Sobre esta plataforma ideológica, filha do messianismo herdado de seus primeiros colonos e do “supremacismo” racial próprio da teoria do Destino Manifesto, se construiu a parafernalha institucional e a estratégia política que conduz inevitavelmente ao “golpe brando”. Por isso, o orçamento federal dos Estados Unidos aprova, anos após ano, enormes quantidades de dinheiro especificamente destinadas a “reanimar a sociedade civil” nos lugares onde o Tio Sam a encontra passiva e desorganizada, para educar os líderes políticos e sociais sobre as virtudes da “boa governança”, para que se oponham aos governos progressistas e de esquerda, além de ensinar as “boas práticas” também aos juízes, promotores e legisladores dos países em questão, além de treinar jornalistas, para que conheçam os últimos avanços da comunicação social e possam gestar o clima destituinte que garanta o sucesso da operação.

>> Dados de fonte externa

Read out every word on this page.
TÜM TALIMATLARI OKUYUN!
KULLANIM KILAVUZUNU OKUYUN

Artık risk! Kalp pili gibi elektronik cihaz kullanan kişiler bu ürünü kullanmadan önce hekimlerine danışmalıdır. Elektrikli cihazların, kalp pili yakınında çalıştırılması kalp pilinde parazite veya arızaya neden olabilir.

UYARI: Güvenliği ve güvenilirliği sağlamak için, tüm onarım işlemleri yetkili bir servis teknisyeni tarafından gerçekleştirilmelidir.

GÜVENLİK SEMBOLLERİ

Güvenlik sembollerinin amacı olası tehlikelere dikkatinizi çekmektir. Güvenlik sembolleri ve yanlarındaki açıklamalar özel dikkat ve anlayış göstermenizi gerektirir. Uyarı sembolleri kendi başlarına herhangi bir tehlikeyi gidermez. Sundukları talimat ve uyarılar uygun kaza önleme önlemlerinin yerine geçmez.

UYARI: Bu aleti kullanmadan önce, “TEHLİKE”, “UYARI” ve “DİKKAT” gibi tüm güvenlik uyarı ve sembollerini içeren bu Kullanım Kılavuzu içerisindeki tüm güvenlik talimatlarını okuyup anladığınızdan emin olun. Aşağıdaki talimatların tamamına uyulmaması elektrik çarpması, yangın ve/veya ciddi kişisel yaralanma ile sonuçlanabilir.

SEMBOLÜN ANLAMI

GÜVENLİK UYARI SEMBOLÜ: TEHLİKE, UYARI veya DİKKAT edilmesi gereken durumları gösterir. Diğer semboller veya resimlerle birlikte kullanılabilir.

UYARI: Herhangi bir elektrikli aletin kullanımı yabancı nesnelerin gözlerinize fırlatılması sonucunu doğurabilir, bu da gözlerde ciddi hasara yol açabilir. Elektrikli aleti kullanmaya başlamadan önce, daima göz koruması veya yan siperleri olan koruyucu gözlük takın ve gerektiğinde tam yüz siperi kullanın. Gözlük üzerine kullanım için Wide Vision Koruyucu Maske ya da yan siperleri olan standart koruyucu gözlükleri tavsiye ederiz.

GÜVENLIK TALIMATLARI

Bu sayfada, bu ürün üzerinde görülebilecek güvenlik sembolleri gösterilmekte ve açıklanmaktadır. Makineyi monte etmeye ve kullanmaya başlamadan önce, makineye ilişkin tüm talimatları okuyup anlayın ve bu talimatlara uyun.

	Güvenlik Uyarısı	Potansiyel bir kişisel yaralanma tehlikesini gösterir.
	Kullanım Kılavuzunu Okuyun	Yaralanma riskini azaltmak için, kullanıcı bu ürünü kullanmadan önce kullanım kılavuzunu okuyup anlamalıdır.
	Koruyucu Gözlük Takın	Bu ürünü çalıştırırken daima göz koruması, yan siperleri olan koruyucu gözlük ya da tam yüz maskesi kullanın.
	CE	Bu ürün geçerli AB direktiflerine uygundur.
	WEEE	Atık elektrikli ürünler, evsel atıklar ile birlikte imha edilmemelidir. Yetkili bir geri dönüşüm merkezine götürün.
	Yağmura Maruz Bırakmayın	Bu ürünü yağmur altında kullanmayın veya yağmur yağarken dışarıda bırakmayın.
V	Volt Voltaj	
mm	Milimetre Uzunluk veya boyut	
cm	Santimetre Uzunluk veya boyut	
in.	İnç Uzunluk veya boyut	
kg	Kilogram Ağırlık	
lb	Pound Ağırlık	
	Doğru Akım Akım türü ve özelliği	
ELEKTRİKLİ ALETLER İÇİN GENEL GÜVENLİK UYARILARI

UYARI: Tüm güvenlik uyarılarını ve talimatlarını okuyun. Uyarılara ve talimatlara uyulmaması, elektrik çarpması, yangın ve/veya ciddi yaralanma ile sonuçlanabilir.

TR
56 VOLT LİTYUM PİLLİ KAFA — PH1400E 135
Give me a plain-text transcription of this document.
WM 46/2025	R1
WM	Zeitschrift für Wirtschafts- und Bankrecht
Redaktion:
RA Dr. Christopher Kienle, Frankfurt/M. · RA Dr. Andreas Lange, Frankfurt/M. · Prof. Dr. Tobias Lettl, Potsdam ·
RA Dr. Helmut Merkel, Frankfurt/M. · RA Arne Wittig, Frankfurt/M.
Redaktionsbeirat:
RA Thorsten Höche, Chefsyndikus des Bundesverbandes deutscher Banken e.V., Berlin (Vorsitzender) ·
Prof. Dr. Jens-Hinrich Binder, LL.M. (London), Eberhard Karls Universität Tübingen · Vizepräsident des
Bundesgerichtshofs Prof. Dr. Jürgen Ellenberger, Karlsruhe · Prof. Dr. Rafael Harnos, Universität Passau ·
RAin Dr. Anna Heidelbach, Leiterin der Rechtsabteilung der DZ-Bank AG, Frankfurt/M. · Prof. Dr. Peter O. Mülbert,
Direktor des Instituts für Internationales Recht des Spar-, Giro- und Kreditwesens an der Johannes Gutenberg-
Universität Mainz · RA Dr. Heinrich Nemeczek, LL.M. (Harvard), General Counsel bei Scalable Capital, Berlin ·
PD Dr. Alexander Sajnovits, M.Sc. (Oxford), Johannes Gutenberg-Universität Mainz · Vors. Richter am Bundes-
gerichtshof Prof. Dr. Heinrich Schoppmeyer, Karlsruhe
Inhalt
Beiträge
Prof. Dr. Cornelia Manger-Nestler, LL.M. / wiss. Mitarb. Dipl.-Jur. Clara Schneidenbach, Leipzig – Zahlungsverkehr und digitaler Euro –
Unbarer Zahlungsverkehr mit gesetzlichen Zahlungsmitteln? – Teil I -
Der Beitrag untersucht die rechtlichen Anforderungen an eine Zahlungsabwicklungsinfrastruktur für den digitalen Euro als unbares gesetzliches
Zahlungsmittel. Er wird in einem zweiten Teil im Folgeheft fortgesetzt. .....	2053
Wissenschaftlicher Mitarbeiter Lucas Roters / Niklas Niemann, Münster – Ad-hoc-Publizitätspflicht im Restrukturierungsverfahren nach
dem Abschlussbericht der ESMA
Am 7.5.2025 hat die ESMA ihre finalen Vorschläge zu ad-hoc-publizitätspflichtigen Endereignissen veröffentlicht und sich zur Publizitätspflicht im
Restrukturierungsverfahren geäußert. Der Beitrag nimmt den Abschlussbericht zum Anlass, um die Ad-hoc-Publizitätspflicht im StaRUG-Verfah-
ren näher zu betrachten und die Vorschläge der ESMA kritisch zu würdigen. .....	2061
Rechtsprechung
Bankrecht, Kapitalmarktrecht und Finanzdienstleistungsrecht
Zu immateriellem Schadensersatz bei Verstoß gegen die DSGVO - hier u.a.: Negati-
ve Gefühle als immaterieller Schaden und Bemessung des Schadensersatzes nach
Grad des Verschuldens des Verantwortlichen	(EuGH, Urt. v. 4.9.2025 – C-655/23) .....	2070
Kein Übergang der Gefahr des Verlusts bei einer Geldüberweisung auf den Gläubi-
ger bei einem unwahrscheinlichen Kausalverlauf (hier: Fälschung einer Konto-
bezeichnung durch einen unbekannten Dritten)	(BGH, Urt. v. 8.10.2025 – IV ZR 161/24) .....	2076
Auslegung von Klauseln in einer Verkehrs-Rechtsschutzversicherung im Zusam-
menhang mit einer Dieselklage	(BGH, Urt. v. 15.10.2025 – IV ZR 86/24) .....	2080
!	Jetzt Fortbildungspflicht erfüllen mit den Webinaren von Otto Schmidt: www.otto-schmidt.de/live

Isso sem contar as verbas que, com este mesmo fim, aparecem camufladas (as chamadas “ajudas” administradas pela organização USAID), ou que o simplesmente não aparecem, como o orçamento da CIA e de outras agências de inteligência dos Estados Unidos encarregadas de abater governos desafetos.
Quando chega a hora da verdade, são os grupos financiados com esses recursos os que serão responsáveis por arremeter contra os governos adversários e por fim às políticas que o império considera contrárias aos seus interesses. Evidentemente, toda esta rede é acompanhada e sustentada por uma estrutura importante de todo tipo – equipamento, logística, cursos de instrução, exercícios conjuntos, etc –, além das forças armadas, a garantia definitiva da eficácia dos “golpes brandos”. Porque embora já não se utilize mais os militares nas ruas para se destituir um presidente de esquerda, eles ainda são necessários para os trabalhos de “limpeza política”, junto com o paramilitarismo ou com as organizações e os grupos de apoiadores, todos prontos para atuar fortemente na construção da nova ordem. Em suma, toda uma nova metodologia golpista, na qual a derrubada de um governo indesejável é, num princípio, indolor e inaudível. Diferente dos golpes militares, cujos preparativos eram indissimuláveis, a conspiração dos novos golpistas é silenciosa e quase imperceptível, salvo para alguns poucos. Não tem o estrépito do golpe militar, pois se disfarça com roupagem legal e irretocavelmente republicana. Aparece como resultado da engrenagem normal e previsível das instituições democráticas: uma Câmara que denuncia, um Senado que julga, com juízes-parlamentares que condenam, e uma oligarquia midiática que dispõe da artilharia necessária para adormecer a opinião pública e justificar a destituição do (ou da) presidente e a usurpação do seu cargo. Mas o “golpe brando” é uma gigantesca estafa contra a vontade popular, contra o jogo democrático, e também é tão sanguinário como o modelo anterior. Os casos de Honduras e Paraguai demonstram taxativamente o que estamos dizendo.